Report: Scion FR-S Hybrid Unlikely to Reach Production

It shouldn’t come as a terrible shock that Toyota executives are reportedly unconvinced that the rumored Scion FR-S hybrid sports car is a viable business option. Autocar reports that although Toyota engineers have the technology and capability to build a Scion FR-S hybrid, high costs and a small potential market make the project a low-likelihood prospect for production.
"We can create a product with this technology, but it needs to make proper business sense,” Toyota marketing director Fabio Capano told Autocar. “We have to prioritize.”
We were already skeptical whether a Scion FR-S hybrid would make sense, given that the FR-S is loved for its affordability, light weight, and simplicity — all traits that would go out the window were hybridization involved. Our colleagues at Motor Trend previously reported that an all-wheel-drive Scion FR-S hybrid would arrive as a sedan, adding a hybrid powertrain and in-wheel electric motors to the rumored 2.0-liter, 300-hp turbo four-cylinder FR-S sedan. The Scion FR-S hybrid sedan would cost approximately $50,000 — almost twice that of the $25,800 customers currently pay for a Scion FR-S coupe.

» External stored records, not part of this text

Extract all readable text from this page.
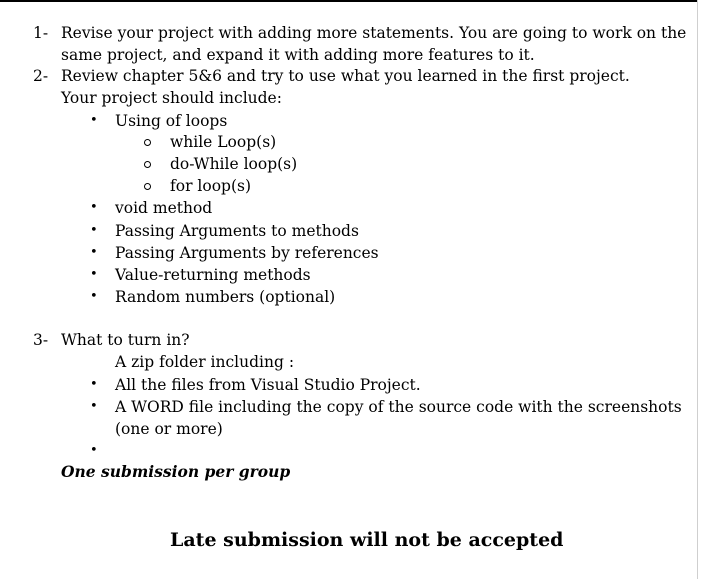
1- Revise your project with adding more statements. You are going to work on the
same project, and expand it with adding more features to it.
2- Review chapter 5&6 and try to use what you learned in the first project.
Your project should include:
• Using of loops
while Loop(s)
do-While loop(s)
for loop(s)
• void method
• Passing Arguments to methods
• Passing Arguments by references
• Value-returning methods
• Random numbers (optional)
3- What to turn in?
A zip folder including :
• All the files from Visual Studio Project.
• A WORD file including the copy of the source code with the screenshots
(one or more)
•
One submission per group
Late submission will not be accepted
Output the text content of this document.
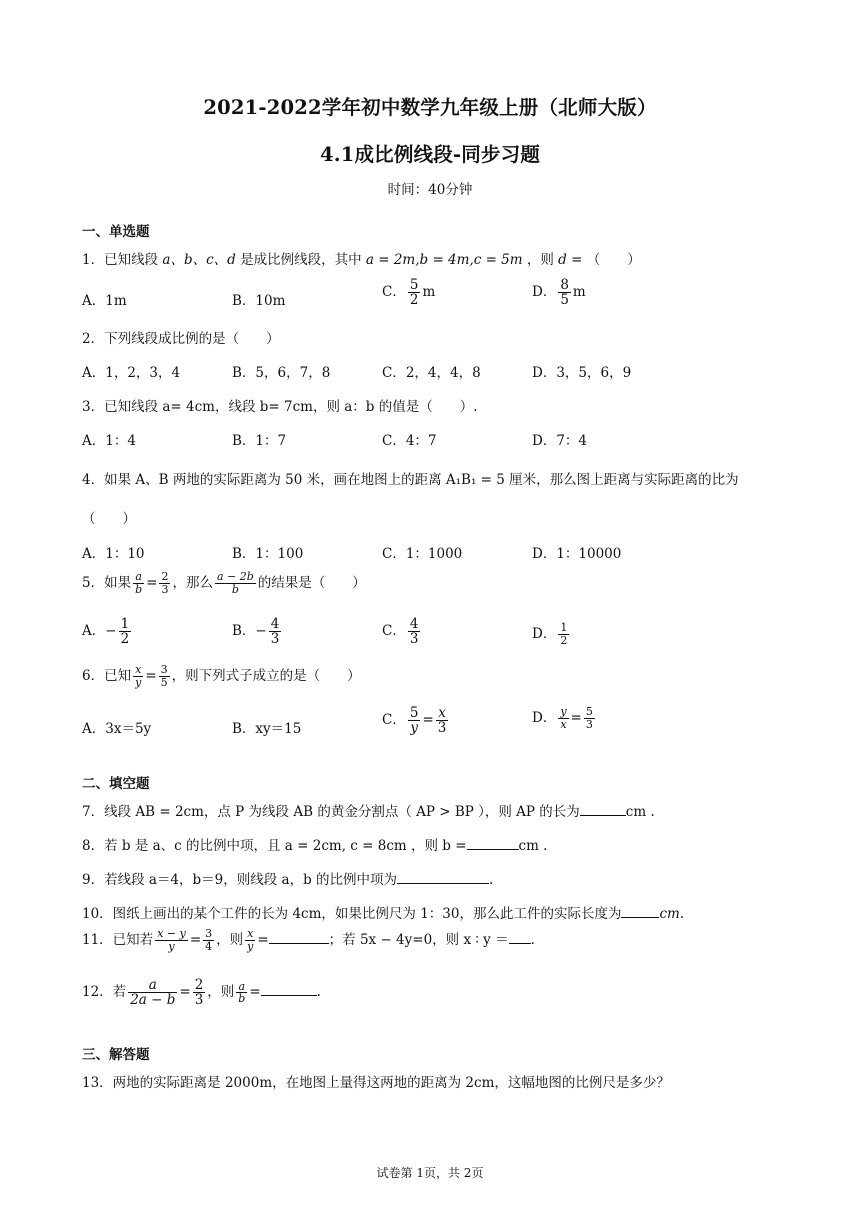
2021-2022学年初中数学九年级上册（北师大版）
4.1成比例线段-同步习题
时间：40分钟
一、单选题
1．已知线段 a、b、c、d 是成比例线段，其中 a = 2m,b = 4m,c = 5m ，则 d = （　　）
A．1m	B．10m
C． $\frac{5}{2}$ m	D． $\frac{8}{5}$ m
2．下列线段成比例的是（　　）
A．1，2，3，4	B．5，6，7，8	C．2，4，4，8	D．3，5，6，9
3．已知线段 a= 4cm，线段 b= 7cm，则 a：b 的值是（　　）.
A．1：4	B．1：7	C．4：7	D．7：4
4．如果 A、B 两地的实际距离为 50 米，画在地图上的距离 A₁B₁ = 5 厘米，那么图上距离与实际距离的比为
（　　）
A．1：10	B．1：100	C．1：1000	D．1：10000
5．如果 $\frac{a}{b} = \frac{2}{3}$ ，那么 $\frac{a - 2b}{b}$ 的结果是（　　）
A．− $\frac{1}{2}$	B．− $\frac{4}{3}$	C． $\frac{4}{3}$	D． $\frac{1}{2}$
6．已知 $\frac{x}{y} = \frac{3}{5}$ ，则下列式子成立的是（　　）
A．3x＝5y	B．xy＝15
C． $\frac{5}{y} = \frac{x}{3}$	D． $\frac{y}{x} = \frac{5}{3}$
二、填空题
7．线段 AB = 2cm，点 P 为线段 AB 的黄金分割点（ AP > BP ），则 AP 的长为	cm .
8．若 b 是 a、c 的比例中项，且 a = 2cm, c = 8cm ，则 b =	cm .
9．若线段 a＝4，b＝9，则线段 a，b 的比例中项为	.
10．图纸上画出的某个工件的长为 4cm，如果比例尺为 1：30，那么此工件的实际长度为	cm.
11．已知若 $\frac{x - y}{y} = \frac{3}{4}$ ，则 $\frac{x}{y}$ =	；若 5x − 4y=0，则 x ∶ y ＝ .
12．若 $\frac{a}{2a - b} = \frac{2}{3}$ ，则 $\frac{a}{b}$ =	.
三、解答题
13．两地的实际距离是 2000m，在地图上量得这两地的距离为 2cm，这幅地图的比例尺是多少？
试卷第 1页，共 2页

Toyota is hardly abandoning its hybrid sports car plans at large, however. The so-called Silk Road project being developed in collaboration with BMW is still a go, and Autocar reports that a larger sports car using a Le Mans-derived hybrid drivetrain combined with supercapacitor technology is on the way. BMW is expected to supply a small-displacement four-cylinder engine, front-wheel electric motors (for all-wheel drive) and lightweight technology derived from Project i, while Toyota will engineer the car’s torque vectoring and supercapacitor technology sourced from the TS030 LMP race car.
Speculation about additional Scion FR-S variants has wafted around the automotive world essentially since the FR-S and its twin, the Subaru BRZ, debuted. Chief among these are the aforementioned FR-S sedan, which would add 20 inches of length, 4 inches of height, and undoubtedly a chunk of extra weight. AlthoughSubaru has denied involvement pointblank, Toyota is also in the development stages for a Scion FR-S convertible based on the FT-86 Open concept, which made the rounds during the 2013 auto show season. The power soft-top Scion FR-S would slap on more than 60 pounds of mass, and likely retain the 200-hp boxer-four used in the much-loved sport coupe.